Il successo che arriva all’improvviso nella vita di un ragazzo rappresenta, senza dubbio, una bella botta. Specie per chi ha vissuto una infanzia abbastanza travagliata, arrivano poi tutto in un una volta il successo, la sensazione di avere tutto, i fan e la gente che grida il tuo nome, tutti che ti incitano… Le aspettative si sono alzate tantissimo e ho avuto un sacco di pressioni. Ho chiuso il tour nei palazzetti e mi sono ritrovato nel mezzo di questa attesa, senza alcun testo scritto, non scrivevo. Insomma è l’overdose del successo che mi ha deviato, mi sentivo vuoto dentro nonostante non mi mancasse nulla. Quindi c’è stato il momento in cui mi sono reso conto che non ero completamente felice perché non scrivevo più, non facevo più arte nello stesso modo, mi ero adagiato sugli allori.

Quando hai deciso di dire basta?
Mi sono accorto avere ancora ‘fame’ e l’unica cosa che mi appaga è sentire e fare musica, avevo delle cose da dire, mi mancava raccontare, avevo bisogno del riscatto.

Quello che ti gira intorno ti piace?
Non sono un super eroe, né un paladino della giustizia dopo ‘Cara Italia’ è sembrato quello, ma sono solo un ragazzo di 26 anni che si esprime con le canzoni.
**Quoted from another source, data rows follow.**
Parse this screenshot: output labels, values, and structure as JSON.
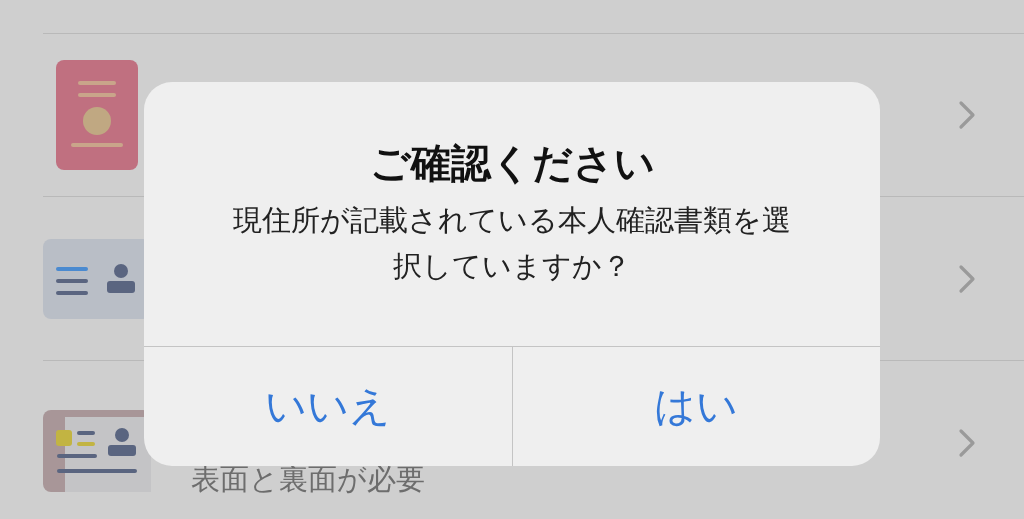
{
  "list": [
    {
      "kind": "passport"
    },
    {
      "kind": "card"
    },
    {
      "kind": "photo-card",
      "subtitle": "表面と裏面が必要"
    }
  ],
  "dialog": {
    "title": "ご確認ください",
    "message": "現住所が記載されている本人確認書類を選択していますか？",
    "buttons": [
      {
        "label": "いいえ"
      },
      {
        "label": "はい"
      }
    ]
  }
}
In quel momento mi sembrava di aver regalato un atto d’amore per il mio Paese, anche se stavolta avrei scritto una lettera d’odio perché mi fanno arrabbiare.

Perché non è cambiato nulla?
Certo, non è cambiato nulla dopo quella canzone. L’hanno strumentalizzata e non è successo nulla, ma sono sicuro che ha scosso le coscienze di chi può cambiare le cose. Chi vuole davvero lasciare il segno è stato toccato da quella canzone, chi non ha voglia di cambiarle no.

Che impressione ti ha fatto il Festival di Sanremo?
Non è la mia realtà, ma è ad oggi ancora il festival della musica italiana più importante. Per me è stato un onore essere chiamato come super ospite, spero di aver rappresentato il mio mondo, il mio quartiere, la mia gente, nel miglior modo possibile, senza essere attaccato solo perché faccio rap.

La tua nuova, piccola, rivoluzione riguarderà anche i tuoi concerti?
Il tour nei palazzetti necessitava di un certo tipo di spazi, abbiamo ottenuto grandi risultati anche a livello artistico. Ora è cambiato il concept del disco che ha necessità di una dimensione più intima. Il Forum è stato davvero bello, ma mi sentivo lontano dalla gente, così ho pensato di ricreare uno spazio come fosse casa mia per accogliere tutti nel mio salotto. L’8, il 9 ed il 10 maggio al Fabrique di Milano ricreeremo il concetto di famiglia.